Jones & Keller attorneys have extensive experience representing national, regional and local banks and thrifts, commercial finance companies, mortgage companies and insurance and bonding companies. In this capacity, the firm’s attorneys monitor and advise clients with respect to highly complex legal transactions such as private placements of debt and equity securities, trust preferred financings, public offerings, mergers and acquisitions, holding company reorganizations, new bank charters, regulatory applications, acquisitions and divestitures of commercial loan portfolios, negotiation and preparation of form agreements for use in lending programs, loan documentation, and new products and services that may be offered by financial institutions. Our banking team often works with the cooperation and assistance of other lawyers in the firm who bring expertise in related disciplines, such as real estate, securities, tax, corporate and commercial litigation.
Jones & Keller represents many of its financial institution clients before state agencies and such federal agencies as the Colorado Division of Banking, Securities and Exchange Commission, the Internal Revenue Service, the Federal Deposit Insurance Corporation, the Office of the Comptroller of the Currency, the Office of Thrift Supervision and the Federal Reserve Board.
Our practice includes chartering new banks and savings associations, forming bank holding companies, merging and acquiring banks and their holding companies, engaging in stock repurchases, tender offers, proxy contests, reverse stock splits, strategic planning, and other shareholder ownership issues, charter conversions and change in bank control.
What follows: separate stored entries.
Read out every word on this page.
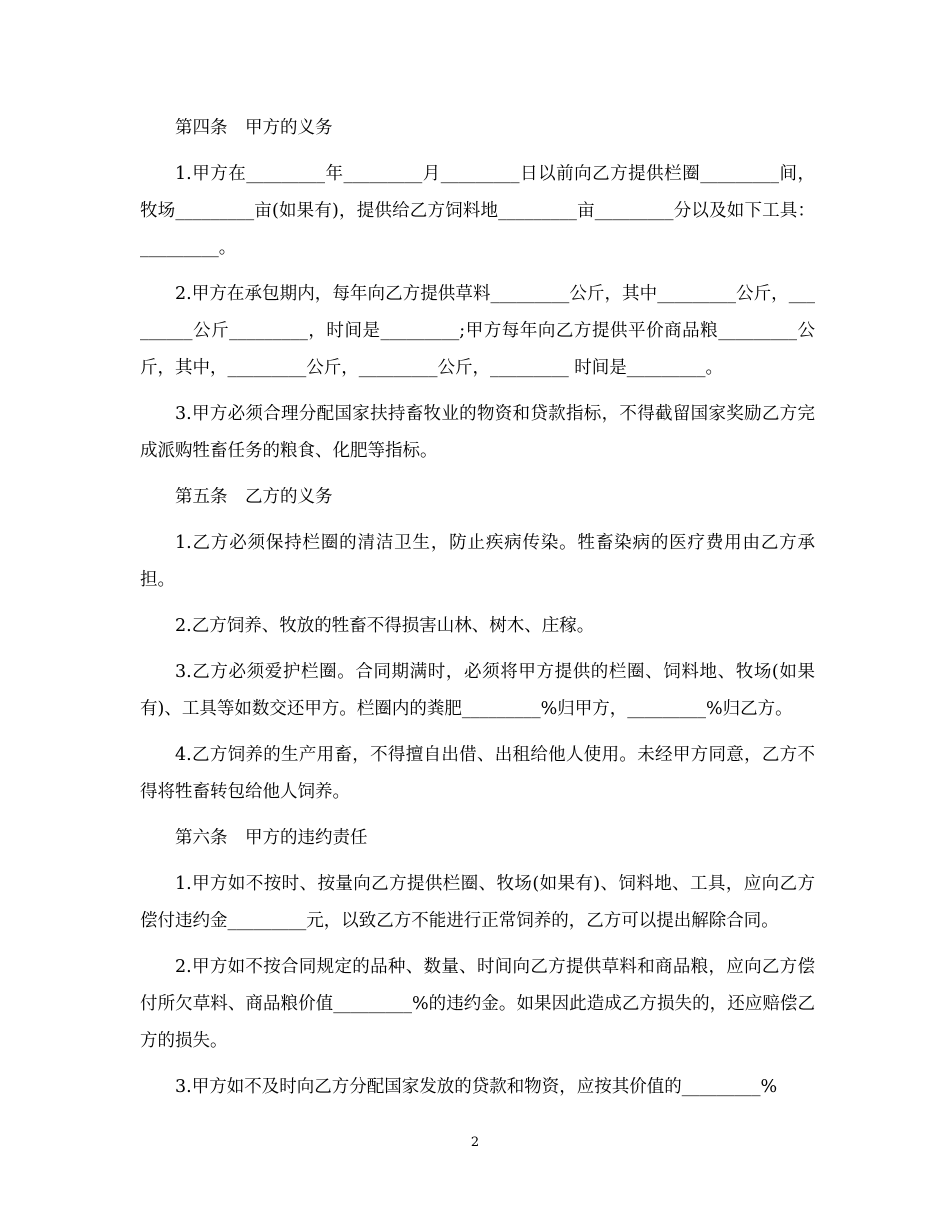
第四条　甲方的义务

1.甲方在_________年_________月_________日以前向乙方提供栏圈_________间，牧场_________亩(如果有)，提供给乙方饲料地_________亩_________分以及如下工具：_________。

2.甲方在承包期内，每年向乙方提供草料_________公斤，其中_________公斤，_________公斤_________，时间是_________;甲方每年向乙方提供平价商品粮_________公斤，其中，_________公斤，_________公斤，_________ 时间是_________。

3.甲方必须合理分配国家扶持畜牧业的物资和贷款指标，不得截留国家奖励乙方完成派购牲畜任务的粮食、化肥等指标。

第五条　乙方的义务

1.乙方必须保持栏圈的清洁卫生，防止疾病传染。牲畜染病的医疗费用由乙方承担。

2.乙方饲养、牧放的牲畜不得损害山林、树木、庄稼。

3.乙方必须爱护栏圈。合同期满时，必须将甲方提供的栏圈、饲料地、牧场(如果有)、工具等如数交还甲方。栏圈内的粪肥_________%归甲方，_________%归乙方。

4.乙方饲养的生产用畜，不得擅自出借、出租给他人使用。未经甲方同意，乙方不得将牲畜转包给他人饲养。

第六条　甲方的违约责任

1.甲方如不按时、按量向乙方提供栏圈、牧场(如果有)、饲料地、工具，应向乙方偿付违约金_________元，以致乙方不能进行正常饲养的，乙方可以提出解除合同。

2.甲方如不按合同规定的品种、数量、时间向乙方提供草料和商品粮，应向乙方偿付所欠草料、商品粮价值_________%的违约金。如果因此造成乙方损失的，还应赔偿乙方的损失。

3.甲方如不及时向乙方分配国家发放的贷款和物资，应按其价值的_________%

2
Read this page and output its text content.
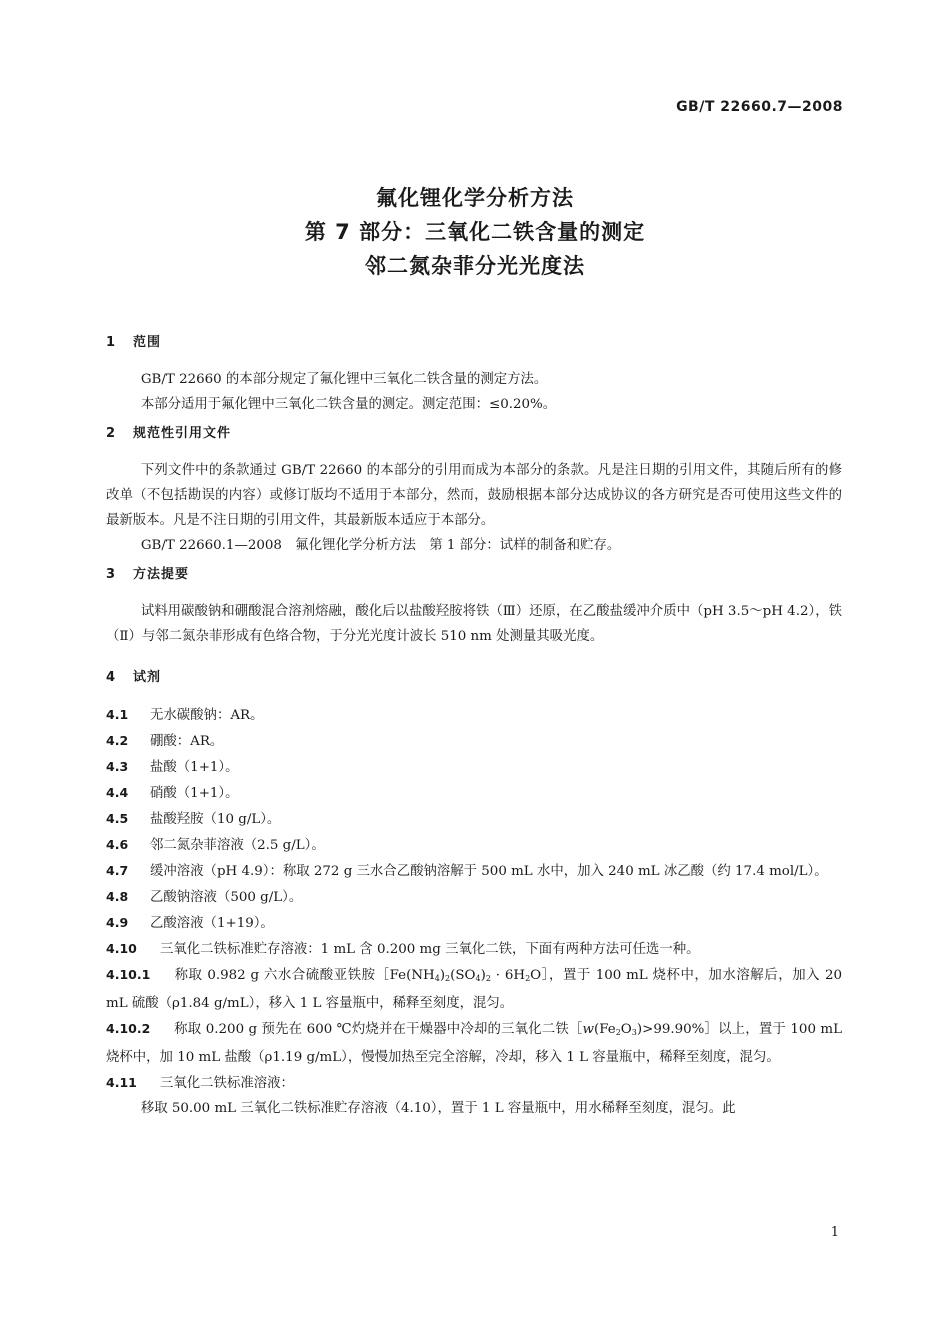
GB/T 22660.7—2008
氟化锂化学分析方法
第 7 部分：三氧化二铁含量的测定
邻二氮杂菲分光光度法
1 范围
GB/T 22660 的本部分规定了氟化锂中三氧化二铁含量的测定方法。
本部分适用于氟化锂中三氧化二铁含量的测定。测定范围：≤0.20%。
2 规范性引用文件
下列文件中的条款通过 GB/T 22660 的本部分的引用而成为本部分的条款。凡是注日期的引用文件，其随后所有的修改单（不包括勘误的内容）或修订版均不适用于本部分，然而，鼓励根据本部分达成协议的各方研究是否可使用这些文件的最新版本。凡是不注日期的引用文件，其最新版本适应于本部分。
GB/T 22660.1—2008　氟化锂化学分析方法　第 1 部分：试样的制备和贮存。
3 方法提要
试料用碳酸钠和硼酸混合溶剂熔融，酸化后以盐酸羟胺将铁（Ⅲ）还原，在乙酸盐缓冲介质中（pH 3.5～pH 4.2），铁（Ⅱ）与邻二氮杂菲形成有色络合物，于分光光度计波长 510 nm 处测量其吸光度。
4 试剂
4.1 无水碳酸钠：AR。
4.2 硼酸：AR。
4.3 盐酸（1+1）。
4.4 硝酸（1+1）。
4.5 盐酸羟胺（10 g/L）。
4.6 邻二氮杂菲溶液（2.5 g/L）。
4.7 缓冲溶液（pH 4.9）：称取 272 g 三水合乙酸钠溶解于 500 mL 水中，加入 240 mL 冰乙酸（约 17.4 mol/L）。
4.8 乙酸钠溶液（500 g/L）。
4.9 乙酸溶液（1+19）。
4.10 三氧化二铁标准贮存溶液：1 mL 含 0.200 mg 三氧化二铁，下面有两种方法可任选一种。
4.10.1 称取 0.982 g 六水合硫酸亚铁胺$[Fe(NH_4)_2(SO_4)_2$ · $6H_2O]$，置于 100 mL 烧杯中，加水溶解后，加入 20 mL 硫酸（ρ1.84 g/mL），移入 1 L 容量瓶中，稀释至刻度，混匀。
4.10.2 称取 0.200 g 预先在 600 ℃灼烧并在干燥器中冷却的三氧化二铁$[w(Fe_2O_3)>99.90\%]$以上，置于 100 mL 烧杯中，加 10 mL 盐酸（ρ1.19 g/mL），慢慢加热至完全溶解，冷却，移入 1 L 容量瓶中，稀释至刻度，混匀。
4.11 三氧化二铁标准溶液：
移取 50.00 mL 三氧化二铁标准贮存溶液（4.10），置于 1 L 容量瓶中，用水稀释至刻度，混匀。此
1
Our lawyers have assisted in finding bank merger candidates, including bank holding companies, and regularly act as lead counsel in merger negotiations and transactions, advising on federal and state banking and securities laws.
Members of the firm have also assisted bank holding companies in expanding the services they offer by establishing mortgage banking subsidiaries, title companies, 1031 exchange companies, insurance companies, investment advisory companies and bank operating subsidiaries. We help clients with financial products such as asset finance, project finance, restructuring transactions, securitizations and structured finance.
Our lawyers are experienced in representing agents, participants, trustees, and borrowers in secured and unsecured syndicated credit facilities, with an emphasis on leveraged syndicated financings. Members of the firm have represented lending institutions as lead banks, participants, and servicing agents in structuring and closing participations in complex secured commercial loan transactions.
Jones & Keller served as lead counsel for the creation and implementation of a AAA rated community bank secured asset financing program, providing an alternative source of financing to community banks throughout the United States.
Our banking and lending lawyers work with our securities team to assist lenders, investors and borrowers in leveraged buyouts, going private, leveraged recapitalization and other leveraged transactions. Our experience includes senior secured debt, mezzanine debt, bridge loans, underwritten Rule 144A debt offerings, private placements and agency, collateral trust, debt subordination, securitization and equity transactions.
Jones & Keller attorneys represent lenders in the negotiation of work-out and deed-in-lieu transactions. Working in conjunction with our commercial litigators we are experienced in the appointment of receivers and the filing of foreclosure actions under both Rule 120 and Rule 105. We also represent lenders in junior lien positions when they desire to redeem their junior lien position in a foreclosure action.
The firm also has extensive experience in negotiating and closing consensual restructures of complex secured loans, often as part of a larger negotiated restructure of a going concern.
Our clients include domestic and international commercial banks and bank holding companies, national and state community banks, thrifts, insurance companies, institutional investors, as well as borrowers, issuers and private equity groups.